Published: 19 February 2008

Abstract

Background

DNA microarrays provide a powerful method for global analysis of gene expression. The application of this technology to specific cell types and tissues, however, is typically limited by small amounts of available mRNA, thereby necessitating amplification. Here we compare microarray results obtained with two different methods of RNA amplification to profile gene expression in the C. elegans larval nervous system.

Results

We used the mRNA-tagging strategy to isolate transcripts specifically from C. elegans larval neurons. The WT-Ovation Pico System (WT-Pico) was used to amplify 2 ng of pan-neural RNA to produce labeled cDNA for microarray analysis. These WT-Pico-derived data were compared to microarray results obtained with a labeled aRNA target generated by two rounds of In Vitro Transcription (IVT) of 25 ng of pan-neural RNA. WT-Pico results in a higher fraction of present calls than IVT, a finding consistent with the proposal that DNA-DNA hybridization results in lower mismatch signals than the RNA-DNA heteroduplexes produced by IVT amplification. Microarray data sets from these samples were compared to a reference profile of all larval cells to identify transcripts with elevated expression in neurons. These results were validated by the high proportion of known neuron-expressed genes detected in these profiles and by promoter-GFP constructs for previously uncharacterized genes in these data sets. Together, the IVT and WT-Pico methods identified 2,173 unique neuron-enriched transcripts.
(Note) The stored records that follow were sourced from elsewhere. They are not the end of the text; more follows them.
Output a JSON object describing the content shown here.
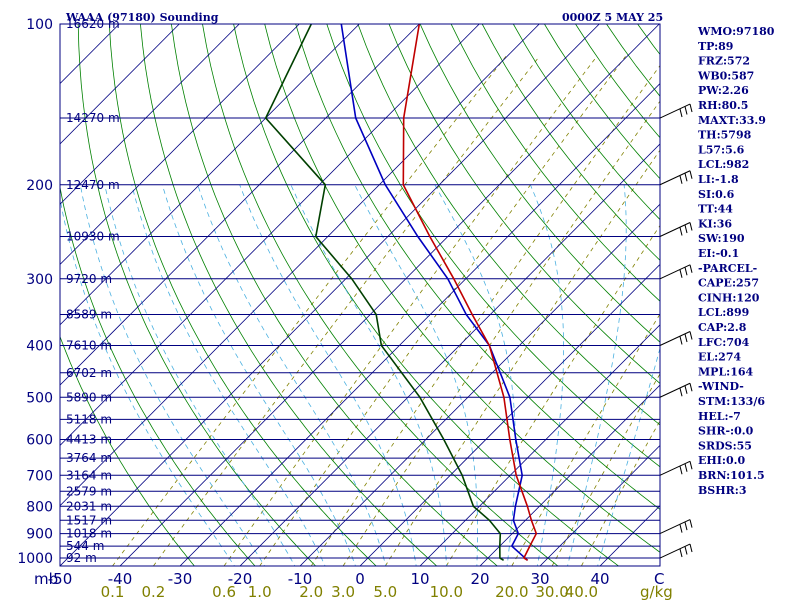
{
  "chart_data": {
    "type": "skew-t",
    "title": "WAAA (97180) Sounding",
    "time": "0000Z  5 MAY 25",
    "pressure_labels": [
      "100",
      "200",
      "300",
      "400",
      "500",
      "600",
      "700",
      "800",
      "900",
      "1000"
    ],
    "pressure_unit": "mb",
    "height_labels": [
      {
        "p": 100,
        "label": "16620 m"
      },
      {
        "p": 150,
        "label": "14270 m"
      },
      {
        "p": 200,
        "label": "12470 m"
      },
      {
        "p": 250,
        "label": "10930 m"
      },
      {
        "p": 300,
        "label": "9720 m"
      },
      {
        "p": 350,
        "label": "8589 m"
      },
      {
        "p": 400,
        "label": "7610 m"
      },
      {
        "p": 450,
        "label": "6702 m"
      },
      {
        "p": 500,
        "label": "5890 m"
      },
      {
        "p": 550,
        "label": "5118 m"
      },
      {
        "p": 600,
        "label": "4413 m"
      },
      {
        "p": 650,
        "label": "3764 m"
      },
      {
        "p": 700,
        "label": "3164 m"
      },
      {
        "p": 750,
        "label": "2579 m"
      },
      {
        "p": 800,
        "label": "2031 m"
      },
      {
        "p": 850,
        "label": "1517 m"
      },
      {
        "p": 900,
        "label": "1018 m"
      },
      {
        "p": 950,
        "label": "544 m"
      },
      {
        "p": 1000,
        "label": "92 m"
      }
    ],
    "temperature_ticks": [
      "-50",
      "-40",
      "-30",
      "-20",
      "-10",
      "0",
      "10",
      "20",
      "30",
      "40"
    ],
    "temperature_unit": "C",
    "mixing_ratio_ticks": [
      "0.1",
      "0.2",
      "0.6",
      "1.0",
      "2.0",
      "3.0",
      "5.0",
      "10.0",
      "20.0",
      "30.0",
      "40.0"
    ],
    "mixing_ratio_unit": "g/kg",
    "temperature_profile": [
      {
        "p": 1010,
        "t": 27
      },
      {
        "p": 1000,
        "t": 26
      },
      {
        "p": 950,
        "t": 25
      },
      {
        "p": 900,
        "t": 24
      },
      {
        "p": 850,
        "t": 21
      },
      {
        "p": 800,
        "t": 18
      },
      {
        "p": 700,
        "t": 11
      },
      {
        "p": 600,
        "t": 4
      },
      {
        "p": 500,
        "t": -4
      },
      {
        "p": 400,
        "t": -15
      },
      {
        "p": 350,
        "t": -23
      },
      {
        "p": 300,
        "t": -32
      },
      {
        "p": 250,
        "t": -43
      },
      {
        "p": 200,
        "t": -56
      },
      {
        "p": 150,
        "t": -67
      },
      {
        "p": 100,
        "t": -80
      }
    ],
    "dewpoint_profile": [
      {
        "p": 1010,
        "t": 23
      },
      {
        "p": 1000,
        "t": 22
      },
      {
        "p": 950,
        "t": 20
      },
      {
        "p": 900,
        "t": 18
      },
      {
        "p": 850,
        "t": 14
      },
      {
        "p": 800,
        "t": 9
      },
      {
        "p": 700,
        "t": 2
      },
      {
        "p": 600,
        "t": -7
      },
      {
        "p": 500,
        "t": -18
      },
      {
        "p": 400,
        "t": -33
      },
      {
        "p": 350,
        "t": -39
      },
      {
        "p": 300,
        "t": -49
      },
      {
        "p": 250,
        "t": -62
      },
      {
        "p": 200,
        "t": -69
      },
      {
        "p": 150,
        "t": -90
      },
      {
        "p": 100,
        "t": -98
      }
    ],
    "parcel_profile": [
      {
        "p": 1010,
        "t": 27
      },
      {
        "p": 950,
        "t": 22
      },
      {
        "p": 900,
        "t": 21
      },
      {
        "p": 850,
        "t": 18
      },
      {
        "p": 800,
        "t": 16
      },
      {
        "p": 700,
        "t": 12
      },
      {
        "p": 600,
        "t": 5
      },
      {
        "p": 500,
        "t": -3
      },
      {
        "p": 400,
        "t": -15
      },
      {
        "p": 350,
        "t": -24
      },
      {
        "p": 300,
        "t": -33
      },
      {
        "p": 250,
        "t": -45
      },
      {
        "p": 200,
        "t": -59
      },
      {
        "p": 150,
        "t": -75
      },
      {
        "p": 100,
        "t": -93
      }
    ],
    "wind_barbs_pressure": [
      1000,
      900,
      700,
      500,
      400,
      300,
      250,
      200,
      150
    ],
    "colors": {
      "frame": "#000080",
      "isobar": "#000080",
      "isotherm": "#000080",
      "dry_adiabat": "#008000",
      "moist_adiabat": "#4ab0e0",
      "mixing_ratio": "#808000",
      "temperature": "#c00000",
      "dewpoint": "#004000",
      "parcel": "#0000c0"
    }
  },
  "stats": [
    "WMO:97180",
    "TP:89",
    "FRZ:572",
    "WB0:587",
    "PW:2.26",
    "RH:80.5",
    "MAXT:33.9",
    "TH:5798",
    "L57:5.6",
    "LCL:982",
    "LI:-1.8",
    "SI:0.6",
    "TT:44",
    "KI:36",
    "SW:190",
    "EI:-0.1",
    "-PARCEL-",
    "CAPE:257",
    "CINH:120",
    "LCL:899",
    "CAP:2.8",
    "LFC:704",
    "EL:274",
    "MPL:164",
    "-WIND-",
    "STM:133/6",
    "HEL:-7",
    "SHR-:0.0",
    "SRDS:55",
    "EHI:0.0",
    "BRN:101.5",
    "BSHR:3"
  ]
}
Only about half of these transcripts (1,044), however, are detected as enriched by both IVT and WT-Pico amplification.

Conclusion

We show that two different methods of RNA amplification, IVT and WT-Pico, produce valid microarray profiles of gene expression in the C. elegans larval nervous system with a low rate of false positives. However, our results also show that each method of RNA amplification detects a unique subset of bona fide neural-enriched transcripts and thus a wider array of authentic neural genes are identified by the combination of these data sets than by the microarray profiles obtained with either method of RNA amplification alone. With its relative ease of implementation and greater sensitivity, WT-Pico is the preferred method of amplification for cases in which sample RNA is limiting.